China wholesaler preps mobile OS with a twist: apps run in cloud, not on gadget

Putting resource-intensive processes in cloud makes stupid phones look smart


In case you needed more evidence that cloud technology is rearranging all the puzzle pieces that make up the IT industry: A Chinese company best known for wholesaling low-cost phones and gadgets is developing an operating system that will run even on underpowered gear by stashing many of its more powerful features in the cloud.

According to an anonymously sourced Wall Street Journal story yesterday, Alibaba Group Holding Ltd.
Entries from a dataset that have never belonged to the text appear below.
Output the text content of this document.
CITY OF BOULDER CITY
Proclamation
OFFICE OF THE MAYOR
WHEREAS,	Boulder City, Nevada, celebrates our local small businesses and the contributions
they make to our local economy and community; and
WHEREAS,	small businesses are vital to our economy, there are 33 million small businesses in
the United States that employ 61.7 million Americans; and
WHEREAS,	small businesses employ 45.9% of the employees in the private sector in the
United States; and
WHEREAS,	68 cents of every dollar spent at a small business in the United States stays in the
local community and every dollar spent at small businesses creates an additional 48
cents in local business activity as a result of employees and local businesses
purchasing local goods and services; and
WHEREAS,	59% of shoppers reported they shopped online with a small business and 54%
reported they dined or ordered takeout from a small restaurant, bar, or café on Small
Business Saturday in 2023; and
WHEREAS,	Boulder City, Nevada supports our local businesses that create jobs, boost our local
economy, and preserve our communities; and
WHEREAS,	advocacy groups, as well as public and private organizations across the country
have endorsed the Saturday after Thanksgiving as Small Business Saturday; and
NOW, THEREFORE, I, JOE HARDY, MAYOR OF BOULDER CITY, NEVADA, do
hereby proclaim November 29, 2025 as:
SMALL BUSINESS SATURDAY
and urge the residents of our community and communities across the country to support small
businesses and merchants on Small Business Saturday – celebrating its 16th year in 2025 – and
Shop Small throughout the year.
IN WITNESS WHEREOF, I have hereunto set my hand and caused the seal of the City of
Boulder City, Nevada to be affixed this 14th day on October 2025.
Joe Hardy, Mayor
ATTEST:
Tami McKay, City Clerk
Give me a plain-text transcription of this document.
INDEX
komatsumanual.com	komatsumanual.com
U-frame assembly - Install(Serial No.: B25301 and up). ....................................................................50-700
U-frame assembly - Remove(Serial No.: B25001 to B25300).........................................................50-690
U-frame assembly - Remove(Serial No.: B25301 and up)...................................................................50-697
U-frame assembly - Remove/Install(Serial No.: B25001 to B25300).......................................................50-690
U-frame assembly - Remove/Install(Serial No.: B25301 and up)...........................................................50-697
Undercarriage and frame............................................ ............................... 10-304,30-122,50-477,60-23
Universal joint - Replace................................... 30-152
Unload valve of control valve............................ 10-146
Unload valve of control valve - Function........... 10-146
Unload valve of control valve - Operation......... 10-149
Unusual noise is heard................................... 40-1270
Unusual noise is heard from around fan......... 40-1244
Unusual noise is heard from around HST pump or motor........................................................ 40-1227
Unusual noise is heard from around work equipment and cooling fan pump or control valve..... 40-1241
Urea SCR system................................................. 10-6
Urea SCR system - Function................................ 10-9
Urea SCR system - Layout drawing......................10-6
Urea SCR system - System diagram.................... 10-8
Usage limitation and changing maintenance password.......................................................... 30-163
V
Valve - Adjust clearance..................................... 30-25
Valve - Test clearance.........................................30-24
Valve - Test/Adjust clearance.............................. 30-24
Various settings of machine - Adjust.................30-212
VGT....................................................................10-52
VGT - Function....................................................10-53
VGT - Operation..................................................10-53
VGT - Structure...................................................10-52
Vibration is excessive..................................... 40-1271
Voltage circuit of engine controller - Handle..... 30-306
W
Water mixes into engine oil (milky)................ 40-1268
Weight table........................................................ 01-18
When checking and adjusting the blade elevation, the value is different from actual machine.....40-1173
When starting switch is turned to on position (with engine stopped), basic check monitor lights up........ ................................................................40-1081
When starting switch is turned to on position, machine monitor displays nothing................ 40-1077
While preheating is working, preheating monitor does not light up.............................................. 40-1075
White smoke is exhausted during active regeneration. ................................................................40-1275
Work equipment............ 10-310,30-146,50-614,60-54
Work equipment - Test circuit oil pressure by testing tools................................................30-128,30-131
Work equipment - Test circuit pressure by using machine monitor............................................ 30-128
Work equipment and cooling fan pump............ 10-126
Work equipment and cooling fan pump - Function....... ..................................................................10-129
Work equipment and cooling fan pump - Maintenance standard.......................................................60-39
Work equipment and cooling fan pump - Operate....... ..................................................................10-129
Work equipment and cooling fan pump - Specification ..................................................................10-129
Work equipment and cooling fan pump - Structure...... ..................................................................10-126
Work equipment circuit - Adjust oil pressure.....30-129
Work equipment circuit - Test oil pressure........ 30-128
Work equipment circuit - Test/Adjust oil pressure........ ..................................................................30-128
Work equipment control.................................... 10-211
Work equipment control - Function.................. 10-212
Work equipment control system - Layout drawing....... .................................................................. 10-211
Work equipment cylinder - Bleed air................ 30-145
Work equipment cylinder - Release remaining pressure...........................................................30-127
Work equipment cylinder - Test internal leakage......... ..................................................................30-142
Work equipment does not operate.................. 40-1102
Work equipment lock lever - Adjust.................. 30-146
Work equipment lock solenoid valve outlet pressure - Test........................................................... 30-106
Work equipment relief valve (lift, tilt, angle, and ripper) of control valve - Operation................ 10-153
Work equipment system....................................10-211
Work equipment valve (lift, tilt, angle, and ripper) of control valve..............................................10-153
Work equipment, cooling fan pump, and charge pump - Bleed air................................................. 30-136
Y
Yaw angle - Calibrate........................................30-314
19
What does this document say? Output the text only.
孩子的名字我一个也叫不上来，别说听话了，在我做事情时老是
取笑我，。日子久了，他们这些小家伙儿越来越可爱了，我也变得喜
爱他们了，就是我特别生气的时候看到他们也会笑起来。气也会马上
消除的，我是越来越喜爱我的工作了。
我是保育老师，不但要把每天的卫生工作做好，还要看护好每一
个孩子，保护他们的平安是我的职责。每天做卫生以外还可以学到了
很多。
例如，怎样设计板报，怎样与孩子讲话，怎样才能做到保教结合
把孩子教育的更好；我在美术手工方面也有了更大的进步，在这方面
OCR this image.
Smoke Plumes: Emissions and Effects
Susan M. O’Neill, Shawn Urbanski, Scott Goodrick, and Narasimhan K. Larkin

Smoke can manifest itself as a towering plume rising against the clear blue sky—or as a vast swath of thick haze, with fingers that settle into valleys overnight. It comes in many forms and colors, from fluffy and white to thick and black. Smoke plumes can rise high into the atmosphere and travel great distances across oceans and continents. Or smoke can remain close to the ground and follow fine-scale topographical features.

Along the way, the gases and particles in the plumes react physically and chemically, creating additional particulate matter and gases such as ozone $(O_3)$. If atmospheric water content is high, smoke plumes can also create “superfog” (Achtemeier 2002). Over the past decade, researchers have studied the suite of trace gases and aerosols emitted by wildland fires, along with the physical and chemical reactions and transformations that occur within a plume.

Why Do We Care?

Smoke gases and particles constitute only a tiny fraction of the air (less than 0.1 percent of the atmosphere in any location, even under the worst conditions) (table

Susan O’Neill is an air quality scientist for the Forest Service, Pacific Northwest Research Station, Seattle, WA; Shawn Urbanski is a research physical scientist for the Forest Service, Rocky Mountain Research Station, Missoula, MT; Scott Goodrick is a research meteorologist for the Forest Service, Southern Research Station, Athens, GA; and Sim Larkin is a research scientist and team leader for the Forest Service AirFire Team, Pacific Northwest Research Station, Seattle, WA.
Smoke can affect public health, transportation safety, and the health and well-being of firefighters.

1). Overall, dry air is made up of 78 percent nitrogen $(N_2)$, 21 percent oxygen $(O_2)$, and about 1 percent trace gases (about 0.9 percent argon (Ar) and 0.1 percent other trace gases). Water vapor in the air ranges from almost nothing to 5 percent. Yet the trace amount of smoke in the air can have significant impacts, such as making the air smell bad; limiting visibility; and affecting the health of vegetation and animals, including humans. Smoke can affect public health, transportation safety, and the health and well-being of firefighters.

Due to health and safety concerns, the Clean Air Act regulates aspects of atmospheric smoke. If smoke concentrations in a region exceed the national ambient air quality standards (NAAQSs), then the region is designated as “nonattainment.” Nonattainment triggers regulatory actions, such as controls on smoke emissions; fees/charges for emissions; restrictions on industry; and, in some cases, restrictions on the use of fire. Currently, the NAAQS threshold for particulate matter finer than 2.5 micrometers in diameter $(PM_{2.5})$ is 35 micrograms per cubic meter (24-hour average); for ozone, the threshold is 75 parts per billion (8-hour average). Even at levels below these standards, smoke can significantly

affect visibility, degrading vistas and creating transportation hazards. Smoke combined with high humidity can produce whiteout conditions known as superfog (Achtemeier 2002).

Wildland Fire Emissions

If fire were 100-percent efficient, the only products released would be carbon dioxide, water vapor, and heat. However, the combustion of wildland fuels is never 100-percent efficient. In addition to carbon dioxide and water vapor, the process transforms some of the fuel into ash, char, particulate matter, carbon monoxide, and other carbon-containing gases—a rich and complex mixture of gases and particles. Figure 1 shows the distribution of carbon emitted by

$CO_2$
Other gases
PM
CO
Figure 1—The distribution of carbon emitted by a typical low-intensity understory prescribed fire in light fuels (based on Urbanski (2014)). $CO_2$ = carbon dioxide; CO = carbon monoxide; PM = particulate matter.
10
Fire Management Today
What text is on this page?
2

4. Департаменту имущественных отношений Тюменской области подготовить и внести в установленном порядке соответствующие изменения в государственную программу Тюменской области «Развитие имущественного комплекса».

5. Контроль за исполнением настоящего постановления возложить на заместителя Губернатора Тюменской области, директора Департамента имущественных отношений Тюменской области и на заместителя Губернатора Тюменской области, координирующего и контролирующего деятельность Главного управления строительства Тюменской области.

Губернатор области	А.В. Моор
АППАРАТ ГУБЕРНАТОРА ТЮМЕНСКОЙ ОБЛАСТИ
Is working on a mobile OS designed to reduce the power and cost required in a smartphone by running applications and some other services on easily accessible servers in the cloud.

Without the emphasis on putting much of the functionality in the cloud, few would pay attention to an unconfirmed report of an unreleased mobile OS from a company not known for any kind of commercial software, let alone mobile OSes.

Android, iOS and all the other major mobile operating systems with which Alibaba's will compete install much of the logic as client software in the phones themselves.

That improves performance by keeping the phone from having to send news to the server that the user just pushed a "#" and waiting for the server to reply. It also requires the phone have far more power built in than if it were designed simply to make calls, send texts and display images of the user interface for apps running on backend servers.

It's not actually a new idea. Most virtualization systems designed to connect smartphones as secure nodes in a business network do the same thing. So do dumb terminals in shared-application, shared-server environments in call centers, banks and other group-computing environments.

As user have become more accustomed to phones entertaining them with rich graphics and powerful connections to the Internet and corporate apps, demand for more power has risen even faster than the skyrocketing amount of power in the phones themselves.

Taking some of the load off the phone and putting it back on the server makes a lot of sense if you're looking at it from the point of view of an application or network architect. It makes a lot of sense if you're a corporate security pro looking at highly losable, questionably secure smartphones as device employees can use to access your most sensitive data.

That's why VMware is rushing to expand the capabilities and devices on which its VMware View desktop virtualization system can run as it tries to catch up to the core competence of virtualization-rival Citrix.